Declaration of financial/other relationships
G.H. and T.T. have disclosed that they are employees of Eli Lilly, manufacturer of olanzapine. M.Z. has disclosed that he is a consultant to Eli Lilly and Pfizer; is a recipient of honoraria and travel reimbursement from Eli Lilly; and serves on the speakers bureau of Pfizer, Janssen-Cilag, Ozone, Sanofi-Aventis and Lundbeck. O.K. has disclosed that he is a recipient of research grants from Pfizer, Sanovel Pharmaceuticals; is a member of the speakers bureau/advisory board of Johnson & Johnson, GlaxoSmith Kline, Lilly and Pfizer; is a recipient of honoraria and speakers fees from Wyeth, BMS, Lundbeck, Sanofi-Aventis, Sanovel, Abdi_İbrahim, Egis, Eczacıbaşı-Zentiva; and is a consultant to and recipient of honoraria and travel reimbursement from Eli Lilly. A.S. has disclosed that he is a recipient of sponsorship from Johnson & Johnson; is a recipient of research grant funding from Pfizer, Liundbeck and BMS; and serves as an advisor for Johnson & Johnson and Lundbeck. A.A. has disclosed he is the recipient of research grant funding from Eli Lilly. T.O. and A.K. have disclosed that they have no relevant financial relationships.
All peer reviewers receive honoraria from CMRO for their review work. Peer Reviewer 1 and Peer Reviewer 2 have disclosed that they have no relevant financial relationships.
Acknowledgments
The authors acknowledge the independent medical writing assistance provided by Dr Serina Stretton of ProScribe Medical Communications, funded from an unrestricted financial grant from Eli Lilly and Company. ProScribe's services complied with international guidelines for Good Publication Practice.

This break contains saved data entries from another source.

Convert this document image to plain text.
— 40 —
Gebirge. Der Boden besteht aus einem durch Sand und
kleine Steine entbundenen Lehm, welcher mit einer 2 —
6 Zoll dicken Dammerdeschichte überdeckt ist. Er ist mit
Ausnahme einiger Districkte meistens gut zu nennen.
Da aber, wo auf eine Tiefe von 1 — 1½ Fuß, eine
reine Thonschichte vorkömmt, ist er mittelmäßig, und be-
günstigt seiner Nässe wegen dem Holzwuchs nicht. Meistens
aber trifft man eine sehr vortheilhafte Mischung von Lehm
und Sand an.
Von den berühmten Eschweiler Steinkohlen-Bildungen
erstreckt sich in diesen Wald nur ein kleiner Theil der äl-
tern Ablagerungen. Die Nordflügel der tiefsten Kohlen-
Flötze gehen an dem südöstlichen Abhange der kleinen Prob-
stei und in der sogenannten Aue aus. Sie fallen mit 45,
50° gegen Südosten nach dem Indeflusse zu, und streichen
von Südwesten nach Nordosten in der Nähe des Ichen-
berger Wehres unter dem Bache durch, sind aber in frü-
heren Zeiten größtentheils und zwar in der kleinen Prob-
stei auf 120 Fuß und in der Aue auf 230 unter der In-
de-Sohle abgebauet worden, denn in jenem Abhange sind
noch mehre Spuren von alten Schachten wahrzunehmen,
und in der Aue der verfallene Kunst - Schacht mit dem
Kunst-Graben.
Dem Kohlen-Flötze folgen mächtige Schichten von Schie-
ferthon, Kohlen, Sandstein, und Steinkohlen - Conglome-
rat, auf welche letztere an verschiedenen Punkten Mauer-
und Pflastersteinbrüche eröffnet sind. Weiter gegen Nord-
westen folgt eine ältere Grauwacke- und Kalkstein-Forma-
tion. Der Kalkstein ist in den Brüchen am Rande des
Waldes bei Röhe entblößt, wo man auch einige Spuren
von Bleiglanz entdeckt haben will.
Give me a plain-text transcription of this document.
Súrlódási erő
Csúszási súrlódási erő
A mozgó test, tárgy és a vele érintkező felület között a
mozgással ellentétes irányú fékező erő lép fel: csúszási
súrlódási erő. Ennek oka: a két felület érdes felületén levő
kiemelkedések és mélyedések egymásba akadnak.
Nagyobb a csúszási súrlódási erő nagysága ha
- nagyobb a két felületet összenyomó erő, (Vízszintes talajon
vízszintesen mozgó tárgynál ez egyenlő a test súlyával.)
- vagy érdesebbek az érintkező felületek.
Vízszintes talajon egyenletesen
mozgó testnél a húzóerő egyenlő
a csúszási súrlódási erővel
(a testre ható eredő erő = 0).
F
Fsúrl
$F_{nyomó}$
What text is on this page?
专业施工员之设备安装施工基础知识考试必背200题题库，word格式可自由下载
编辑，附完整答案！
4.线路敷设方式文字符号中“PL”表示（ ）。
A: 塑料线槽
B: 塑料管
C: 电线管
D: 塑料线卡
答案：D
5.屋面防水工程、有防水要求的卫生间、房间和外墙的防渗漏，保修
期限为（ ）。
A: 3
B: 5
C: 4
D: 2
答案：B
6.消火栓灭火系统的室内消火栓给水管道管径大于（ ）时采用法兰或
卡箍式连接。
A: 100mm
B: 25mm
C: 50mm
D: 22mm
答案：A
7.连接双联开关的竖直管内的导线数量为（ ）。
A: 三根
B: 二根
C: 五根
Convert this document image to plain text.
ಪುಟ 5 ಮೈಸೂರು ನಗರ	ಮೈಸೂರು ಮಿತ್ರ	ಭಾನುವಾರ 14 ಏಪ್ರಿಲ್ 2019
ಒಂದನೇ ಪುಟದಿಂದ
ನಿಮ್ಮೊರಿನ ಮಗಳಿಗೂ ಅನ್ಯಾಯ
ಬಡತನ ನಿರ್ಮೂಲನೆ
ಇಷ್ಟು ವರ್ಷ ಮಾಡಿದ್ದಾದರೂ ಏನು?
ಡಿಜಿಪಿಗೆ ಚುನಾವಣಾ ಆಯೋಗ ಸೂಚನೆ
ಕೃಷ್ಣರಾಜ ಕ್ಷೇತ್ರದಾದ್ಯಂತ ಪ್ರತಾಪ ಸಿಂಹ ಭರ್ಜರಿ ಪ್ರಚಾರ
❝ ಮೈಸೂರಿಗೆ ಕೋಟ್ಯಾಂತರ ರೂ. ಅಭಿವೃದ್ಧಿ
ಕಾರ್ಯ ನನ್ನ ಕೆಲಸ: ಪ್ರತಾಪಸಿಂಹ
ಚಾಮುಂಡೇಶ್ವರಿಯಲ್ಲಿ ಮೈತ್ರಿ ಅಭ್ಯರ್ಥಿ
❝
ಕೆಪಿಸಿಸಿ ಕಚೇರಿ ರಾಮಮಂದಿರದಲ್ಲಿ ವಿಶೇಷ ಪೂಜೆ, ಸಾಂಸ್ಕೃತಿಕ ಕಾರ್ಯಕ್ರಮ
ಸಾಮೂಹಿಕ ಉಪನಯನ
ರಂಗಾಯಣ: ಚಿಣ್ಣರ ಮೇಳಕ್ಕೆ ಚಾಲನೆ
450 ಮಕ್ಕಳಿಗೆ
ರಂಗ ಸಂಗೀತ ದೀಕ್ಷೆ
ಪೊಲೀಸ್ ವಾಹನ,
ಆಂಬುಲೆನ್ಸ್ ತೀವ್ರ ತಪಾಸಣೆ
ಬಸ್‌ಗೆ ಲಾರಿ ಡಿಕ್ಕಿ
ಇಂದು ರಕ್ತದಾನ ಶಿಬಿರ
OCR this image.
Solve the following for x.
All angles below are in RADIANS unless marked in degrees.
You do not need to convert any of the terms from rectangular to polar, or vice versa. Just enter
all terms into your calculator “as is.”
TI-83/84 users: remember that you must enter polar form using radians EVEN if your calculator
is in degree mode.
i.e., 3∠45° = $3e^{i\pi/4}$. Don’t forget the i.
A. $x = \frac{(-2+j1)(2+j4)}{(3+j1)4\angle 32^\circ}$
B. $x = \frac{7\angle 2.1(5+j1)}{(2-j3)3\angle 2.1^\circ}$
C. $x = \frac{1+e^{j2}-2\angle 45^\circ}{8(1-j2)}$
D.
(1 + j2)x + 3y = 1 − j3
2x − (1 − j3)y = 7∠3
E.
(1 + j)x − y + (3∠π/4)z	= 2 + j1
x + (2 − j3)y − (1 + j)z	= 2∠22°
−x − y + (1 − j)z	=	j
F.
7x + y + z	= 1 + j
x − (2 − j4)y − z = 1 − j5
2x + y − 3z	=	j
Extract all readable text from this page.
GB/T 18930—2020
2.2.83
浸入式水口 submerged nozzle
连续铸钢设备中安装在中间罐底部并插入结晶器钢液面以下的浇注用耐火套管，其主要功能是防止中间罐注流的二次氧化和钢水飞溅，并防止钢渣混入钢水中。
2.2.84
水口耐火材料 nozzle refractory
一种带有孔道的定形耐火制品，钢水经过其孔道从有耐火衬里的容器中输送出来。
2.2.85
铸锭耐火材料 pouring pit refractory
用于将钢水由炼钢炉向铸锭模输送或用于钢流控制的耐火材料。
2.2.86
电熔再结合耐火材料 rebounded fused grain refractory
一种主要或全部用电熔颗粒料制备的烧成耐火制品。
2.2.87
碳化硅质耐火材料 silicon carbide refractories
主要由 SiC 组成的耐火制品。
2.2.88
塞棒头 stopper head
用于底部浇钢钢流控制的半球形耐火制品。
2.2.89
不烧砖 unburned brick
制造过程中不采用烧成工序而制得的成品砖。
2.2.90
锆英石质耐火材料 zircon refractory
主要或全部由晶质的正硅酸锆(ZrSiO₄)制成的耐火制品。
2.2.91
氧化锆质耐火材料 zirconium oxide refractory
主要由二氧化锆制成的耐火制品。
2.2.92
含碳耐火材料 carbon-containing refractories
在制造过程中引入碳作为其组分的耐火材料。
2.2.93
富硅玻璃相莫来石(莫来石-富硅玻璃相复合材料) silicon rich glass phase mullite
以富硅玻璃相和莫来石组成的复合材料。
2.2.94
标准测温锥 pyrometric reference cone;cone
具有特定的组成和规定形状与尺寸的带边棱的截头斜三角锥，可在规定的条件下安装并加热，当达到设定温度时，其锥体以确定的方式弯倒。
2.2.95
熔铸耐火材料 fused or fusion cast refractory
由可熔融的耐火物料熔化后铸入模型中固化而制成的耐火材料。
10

The data reported here were presented, in part, at the following meetings: Proceedings of the Collegium Internationale Neuropsychopharmacologicum (CINP), 9–13 July 2006 Chicago, IL, USA [Int J Neuropsychopharmacol July 2006; 9(Suppl 1):S105]; Proceedings of the 2nd Biennial Conference for the International Society of Bipolar Disorders (ISBD), August 2–4, 2006, Edinburgh, UK [Bipolar Disorder Poster Session: Clinical Trials 2006;8(Suppl 1):32]; and Proceedings of the 5th European Stanley Conference on Bipolar Disorder (ESCBD), 5–7 October 2006, Barcelona, Spain.